Google predicts its own future by purchasing Motorola
|The best way to predict the future is to invent it. This morning’s announcement that Google intends to buy Motorola Mobility for $12.5 Billion makes this ring so true. The Droid line of smartphones and the XOOM tablet are the two notable mobile related items we know most about. Huge win for Google? How about the other Android OEMs? Premium price paid for protection that’s for sure.
The thing is that Motorola Mobility with its Droid charged Android focus is NOT performing up to expectations. The most recent quarter outlook fell short of expectations and Motorola is actually losing ground in the Android market to companies like HTC and Samsung. So instead of purchasing a company that is growing rapidly compared to the competition Google has paid a steep premium for an underperforming company that holds a nice cache of patents. Yes Google has now beefed up their patent portfolio. Ironic isn’t it.
The last time we read Google’s opinion on patents it was that patents should be invalidated in the interest of open innovation and now turns around and pays up for patents. Make no mistake this is indeed a patent plunge. You just have to wonder how this affects other OEMs. Both HTC and Samsung show no signs of slowing down and each have made heavy bets on Android. Google says they will operate Motorola Mobility as a separate business and license the Android OS to Motorola Mobility the same as they always have. Are we all caught in some time of spatial time field where the basic logic of licensing and selling to one’s own self is somehow, well, logical? Gotta love Google. No sense in buying a company and phasing out the hardware so in order to stay competitive and keep Android supplied with top smartphone OEMs activating devices daily Google has no choice but to give Motorola preferred billing. To do anything other than that is to shoot yourself in the foot. So what say you HTC & Samsung, still feel the warm glow of Android spurring you to a future of open nirvana. I sure wouldn’t if I were you.

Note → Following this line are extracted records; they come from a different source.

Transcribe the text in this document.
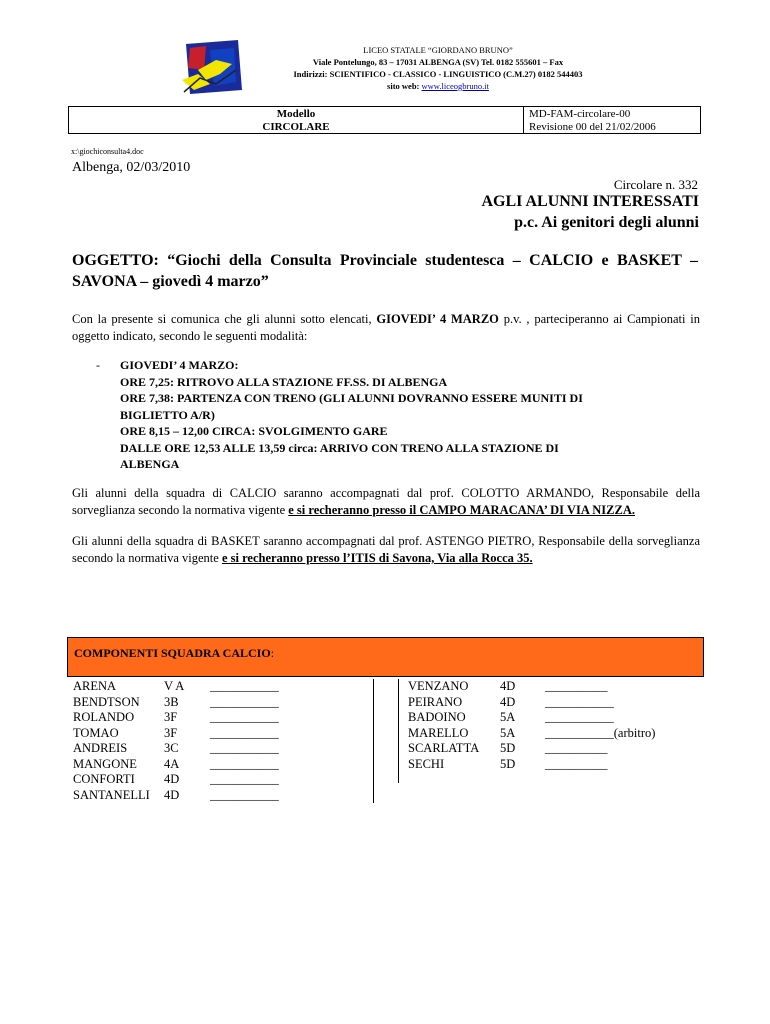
LICEO STATALE “GIORDANO BRUNO”
Viale Pontelungo, 83 – 17031 ALBENGA (SV) Tel. 0182 555601 – Fax
Indirizzi: SCIENTIFICO - CLASSICO - LINGUISTICO (C.M.27) 0182 544403
sito web: www.liceogbruno.it
Modello
CIRCOLARE
MD-FAM-circolare-00
Revisione 00 del 21/02/2006
x:\giochiconsulta4.doc
Albenga, 02/03/2010
Circolare n. 332
AGLI ALUNNI INTERESSATI
p.c. Ai genitori degli alunni
OGGETTO: “Giochi della Consulta Provinciale studentesca – CALCIO e BASKET – SAVONA – giovedì 4 marzo”
Con la presente si comunica che gli alunni sotto elencati, GIOVEDI’ 4 MARZO p.v. , parteciperanno ai Campionati in oggetto indicato, secondo le seguenti modalità:
-	GIOVEDI’ 4 MARZO:
ORE 7,25: RITROVO ALLA STAZIONE FF.SS. DI ALBENGA
ORE 7,38: PARTENZA CON TRENO (GLI ALUNNI DOVRANNO ESSERE MUNITI DI
BIGLIETTO A/R)
ORE 8,15 – 12,00 CIRCA: SVOLGIMENTO GARE
DALLE ORE 12,53 ALLE 13,59 circa: ARRIVO CON TRENO ALLA STAZIONE DI
ALBENGA
Gli alunni della squadra di CALCIO saranno accompagnati dal prof. COLOTTO ARMANDO, Responsabile della sorveglianza secondo la normativa vigente e si recheranno presso il CAMPO MARACANA’ DI VIA NIZZA.
Gli alunni della squadra di BASKET saranno accompagnati dal prof. ASTENGO PIETRO, Responsabile della sorveglianza secondo la normativa vigente e si recheranno presso l’ITIS di Savona, Via alla Rocca 35.
COMPONENTI SQUADRA CALCIO:
ARENA	V A ___________
BENDTSON 3B	___________
ROLANDO 3F	___________
TOMAO	3F	___________
ANDREIS	3C	___________
MANGONE 4A ___________
CONFORTI 4D ___________
SANTANELLI 4D ___________
VENZANO	4D __________
PEIRANO	4D ___________
BADOINO	5A ___________
MARELLO	5A ___________(arbitro)
SCARLATTA 5D __________
SECHI	5D __________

History has shown that Google will leverage Android’s momentum and increased importance to bend OEMs to their way of doing things. In the past the threat of no being included in Android’s early access program dictated certain concessions from OEMs. Can you imagine how Google can hold other OEMs over the barrel with the threat of keeping the OS to themselves for a delayed time and Motorola gets the latest and greatest Android software months before any other OEM gets a taste? Not a pretty sight.

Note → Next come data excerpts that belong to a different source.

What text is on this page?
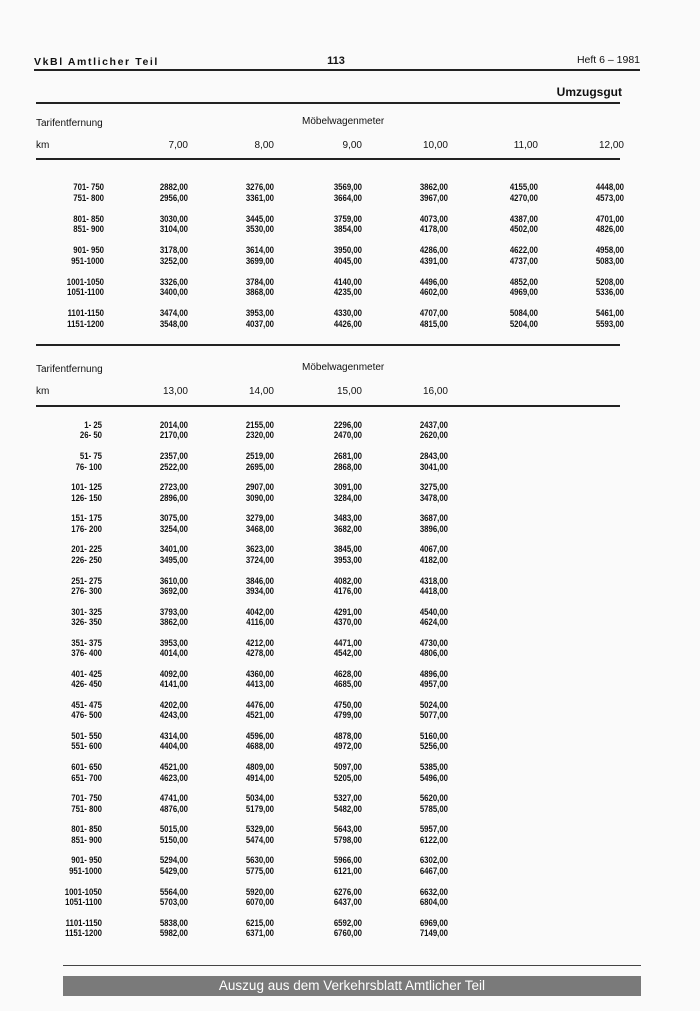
VkBl Amtlicher Teil	113	Heft 6 – 1981
Umzugsgut
Tarifentfernung	Möbelwagenmeter
km	7,00	8,00	9,00	10,00	11,00	12,00
701- 750	2882,00	3276,00	3569,00	3862,00	4155,00	4448,00
751- 800	2956,00	3361,00	3664,00	3967,00	4270,00	4573,00
801- 850	3030,00	3445,00	3759,00	4073,00	4387,00	4701,00
851- 900	3104,00	3530,00	3854,00	4178,00	4502,00	4826,00
901- 950	3178,00	3614,00	3950,00	4286,00	4622,00	4958,00
951-1000	3252,00	3699,00	4045,00	4391,00	4737,00	5083,00
1001-1050	3326,00	3784,00	4140,00	4496,00	4852,00	5208,00
1051-1100	3400,00	3868,00	4235,00	4602,00	4969,00	5336,00
1101-1150	3474,00	3953,00	4330,00	4707,00	5084,00	5461,00
1151-1200	3548,00	4037,00	4426,00	4815,00	5204,00	5593,00
Tarifentfernung	Möbelwagenmeter
km	13,00	14,00	15,00	16,00
1- 25	2014,00	2155,00	2296,00	2437,00
26- 50	2170,00	2320,00	2470,00	2620,00
51- 75	2357,00	2519,00	2681,00	2843,00
76- 100	2522,00	2695,00	2868,00	3041,00
101- 125	2723,00	2907,00	3091,00	3275,00
126- 150	2896,00	3090,00	3284,00	3478,00
151- 175	3075,00	3279,00	3483,00	3687,00
176- 200	3254,00	3468,00	3682,00	3896,00
201- 225	3401,00	3623,00	3845,00	4067,00
226- 250	3495,00	3724,00	3953,00	4182,00
251- 275	3610,00	3846,00	4082,00	4318,00
276- 300	3692,00	3934,00	4176,00	4418,00
301- 325	3793,00	4042,00	4291,00	4540,00
326- 350	3862,00	4116,00	4370,00	4624,00
351- 375	3953,00	4212,00	4471,00	4730,00
376- 400	4014,00	4278,00	4542,00	4806,00
401- 425	4092,00	4360,00	4628,00	4896,00
426- 450	4141,00	4413,00	4685,00	4957,00
451- 475	4202,00	4476,00	4750,00	5024,00
476- 500	4243,00	4521,00	4799,00	5077,00
501- 550	4314,00	4596,00	4878,00	5160,00
551- 600	4404,00	4688,00	4972,00	5256,00
601- 650	4521,00	4809,00	5097,00	5385,00
651- 700	4623,00	4914,00	5205,00	5496,00
701- 750	4741,00	5034,00	5327,00	5620,00
751- 800	4876,00	5179,00	5482,00	5785,00
801- 850	5015,00	5329,00	5643,00	5957,00
851- 900	5150,00	5474,00	5798,00	6122,00
901- 950	5294,00	5630,00	5966,00	6302,00
951-1000	5429,00	5775,00	6121,00	6467,00
1001-1050	5564,00	5920,00	6276,00	6632,00
1051-1100	5703,00	6070,00	6437,00	6804,00
1101-1150	5838,00	6215,00	6592,00	6969,00
1151-1200	5982,00	6371,00	6760,00	7149,00
Auszug aus dem Verkehrsblatt Amtlicher Teil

The future for all other OEMs have no become entirely uncertain, for Google they are predicting the future by creating it for themselves. 2012 is looking like one monumental year, should be fun.
the story thickens!
I don’t know about Motorola Mobility getting the inside track. A LOT of Android activations happen on subsidized phones with two-year contracts. If Motorola gets a three-month jump on the rest for a new flavor, it would upset that momentum, and make it less likely other phone manufacturers would keep the ARMs race up.

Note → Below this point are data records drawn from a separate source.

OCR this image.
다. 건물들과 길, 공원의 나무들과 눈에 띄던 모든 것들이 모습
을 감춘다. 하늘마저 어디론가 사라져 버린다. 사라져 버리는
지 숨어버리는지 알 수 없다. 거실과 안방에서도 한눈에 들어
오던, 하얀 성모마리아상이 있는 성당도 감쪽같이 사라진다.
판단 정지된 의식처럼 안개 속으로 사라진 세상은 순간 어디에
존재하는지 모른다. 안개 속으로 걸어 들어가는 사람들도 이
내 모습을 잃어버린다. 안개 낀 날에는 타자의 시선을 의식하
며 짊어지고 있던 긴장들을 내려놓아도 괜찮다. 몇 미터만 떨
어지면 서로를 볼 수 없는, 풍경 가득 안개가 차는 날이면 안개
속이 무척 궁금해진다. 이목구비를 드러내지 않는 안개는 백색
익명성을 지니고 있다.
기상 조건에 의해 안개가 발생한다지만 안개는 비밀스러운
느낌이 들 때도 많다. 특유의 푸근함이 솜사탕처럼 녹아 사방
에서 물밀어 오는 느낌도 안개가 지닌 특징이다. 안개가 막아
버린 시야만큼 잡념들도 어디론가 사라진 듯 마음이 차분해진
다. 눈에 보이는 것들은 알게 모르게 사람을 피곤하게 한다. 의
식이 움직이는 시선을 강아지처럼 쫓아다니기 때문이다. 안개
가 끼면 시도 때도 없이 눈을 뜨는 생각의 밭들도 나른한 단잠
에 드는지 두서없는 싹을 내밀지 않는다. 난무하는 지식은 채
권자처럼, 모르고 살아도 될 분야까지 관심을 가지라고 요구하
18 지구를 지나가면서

Unless Google wants to make money in a way other than mobile search, which is NOT the Google way.
I think it was all about the patents.
Of course it’s about the patents: “Our acquisition of Motorola will increase competition by strengthening Google’s patent portfolio, which will enable us to better protect Android from anti-competitive threats from Microsoft, Apple and other companies.” — Larry Page
….and I think it’s an incredibly bold but yet very smart move on the part of Google. It will solidify their place in the smartphone marketplace as not only an OS maker but a phone maker. This will give them a major step up in the market and I think the combination will produce some very decent phones that I look forward to playing with for sure. Google was fairly limited on phone input and design for the Android platform, but now they can truly do what they want and create the ultimate Android phones. Hopefully they’ll be truly free or unlocked phones to let us play with them. Since Google has both ends covered now it will give them more leverage against the cell companies as well, which hopefully will be a good thing for us consumers.
Motorola’s aesthetics are horrible. Going all android only seeks to lower your reach to customers. I could care less about free phones. I was taught as a kid to not be afraid to pay for the things you really want. I keep cheap people the hell away from me.
Google is already pulling stuff on purpose with Microsoft not being able to fully integrate youtube into the experience thus actually doing anti-competitive tactics. They are the pot calling the kettle black except that the things they complain about are all valid challenges by their competitors.